Ronda en la fuente

Ronda en la fuente

(Rob Escobar)

La luz de la luna y la de los faroles le daban una apariencia de oro a mi placa de policía municipal. De las catorce a las veintiuna horas estaba destacado en los alrededores de la fuente del parque central. La alta temperatura que parecía derretir a la luna, más el tedio a causa de ninguna novedad, se había apoderado de mi frente coronada por la gorra debajo de la cual brotaba un sudor que bien pudo alcanzar para rebalsar aquel manantial. Pero no era preciso echar más agua, ya rebalsaba por un chiquillo de unos tres años que rebosante agitaba el agua con su diminuto cuerpo. Su rostro era el recuerdo de los ángeles de la Capilla Sixtina, aunque con un poco menos de carne en sus pómulos, un poco más de rojo tropical sobre sus medianos labios y unos centímetros más en su ondulado cabello. Pensé fugazmente que se trataba de uno de los ángeles desprendido de la urna del santo entierro que recién finalizaba su apenado periplo. Sin duda el juego de las luces de contrapicado y las sombras de la fuente traicionaron mi vista. Juro, por mi generoso sentido común, que en algún momento le vi unas cortas alas que parecían helechos.

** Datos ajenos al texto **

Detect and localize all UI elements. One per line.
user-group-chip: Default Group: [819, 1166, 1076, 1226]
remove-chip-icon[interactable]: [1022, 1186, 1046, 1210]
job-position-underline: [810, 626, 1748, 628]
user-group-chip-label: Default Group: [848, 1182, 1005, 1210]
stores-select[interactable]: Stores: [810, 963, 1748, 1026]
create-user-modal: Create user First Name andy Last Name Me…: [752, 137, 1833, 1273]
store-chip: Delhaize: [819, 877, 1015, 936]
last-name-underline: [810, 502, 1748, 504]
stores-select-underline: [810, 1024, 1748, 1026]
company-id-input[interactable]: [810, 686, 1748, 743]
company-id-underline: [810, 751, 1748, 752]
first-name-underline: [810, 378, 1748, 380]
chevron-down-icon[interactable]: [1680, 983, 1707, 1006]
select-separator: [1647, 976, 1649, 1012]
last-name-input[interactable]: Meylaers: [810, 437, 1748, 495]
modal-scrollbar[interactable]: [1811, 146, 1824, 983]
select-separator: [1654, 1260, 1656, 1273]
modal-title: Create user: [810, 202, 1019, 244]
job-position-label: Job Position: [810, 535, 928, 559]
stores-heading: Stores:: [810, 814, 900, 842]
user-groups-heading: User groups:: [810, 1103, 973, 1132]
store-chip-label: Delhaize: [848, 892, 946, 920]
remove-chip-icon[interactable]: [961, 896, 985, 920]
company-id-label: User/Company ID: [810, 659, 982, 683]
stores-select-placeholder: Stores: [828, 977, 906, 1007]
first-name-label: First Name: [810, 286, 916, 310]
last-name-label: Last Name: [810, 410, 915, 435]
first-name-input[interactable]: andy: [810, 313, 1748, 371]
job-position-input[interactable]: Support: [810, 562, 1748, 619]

Cerca de la fuente frente al templo, al tiempo que la feligresía coreaba el último canto que caía como dardo en sus obstinados corazones, escuché sollozos de mujeres que consolaban a otra que se descomponía en un llanto descontrolado y sazonado de gritos. El ruidoso público preguntando como seca matraca sobre la causa de su llanto me impidió certificar si lloraba por el crucificado recién enterrado santamente. No presté más atención por volver a mis funciones y decidí no sacar al chiquillo del espacio público por dos razones. Primero porque lo vi gozando y para mí el gozo sincero e inocente no contraviene ninguna ley. Su presencia llenaba con aroma de nardo todo el ambiente y era muy gracioso. Hacía gorgoritos contra el cielo que luego caían en una lluvia de perlas que tragaba a boca llena. Improvisó barcos con hojas secas y con botellas plásticas de refresco. En definitiva, a través de él vibraba la felicidad y a través de esa fuente vibraba un alegre mar. Segundo: yo andaba sin dinero y sin esperanzas de horas extra por mi régimen laboral y frente a mí, debajo de los pies arrugados del chiquillo, vi monedas con las que me propuse recuperar la fertilidad de mis bolsillos.

Aunque eran pocas me agradó pensar que el precio de las monedas en una fuente no es la del metal sino el del valor que representan los deseos por las que fueron lanzadas. Creo que en cada fuente cabe todo el universo, estoy seguro que en toda fuente duerme el universo y mientras duerme frescamente escucha como en sueño los sueños, los deseos y los secretos de quienes lanzan monedas con sinceridad.

Cuando el reloj de la iglesia parecía recordar once veces la longitud de la noche en un ambiente de 33°C que me embotaba toda voluntad y la luna seguía derramando su cobertura de oro sobre mi placa, al escamoteo para que no me denunciaran, pedí al chiquillo que recogiera las monedas y me las entregara, a la vez que fingí jugar con él. Una y otra vez repetí mi petición y mi disimulo, pues el muchachito se desconcentraba ligeramente con sus improvisados juguetes.

Logré reunir para el desayuno del siguiente día y para una recarga de saldo de mi teléfono móvil. Mientras contaba el dinero los llantos incesantes acabaron. Al dirigirme al niño para ofrecerle papas fritas en recompensa por su labor, solamente encontré juguetes a la deriva en una ondeante y silenciosa fuente. A lo lejos puede observar una nueva procesión que con algarabía seguía a una mujer de ropas empapadas que llevaba en brazos a un niño, mientras la luna le robaba el brillo a mi placa al ocultarse por un instante tras una espesa nube y fue como si la noche me guiñara su ojo en señal de complicidad.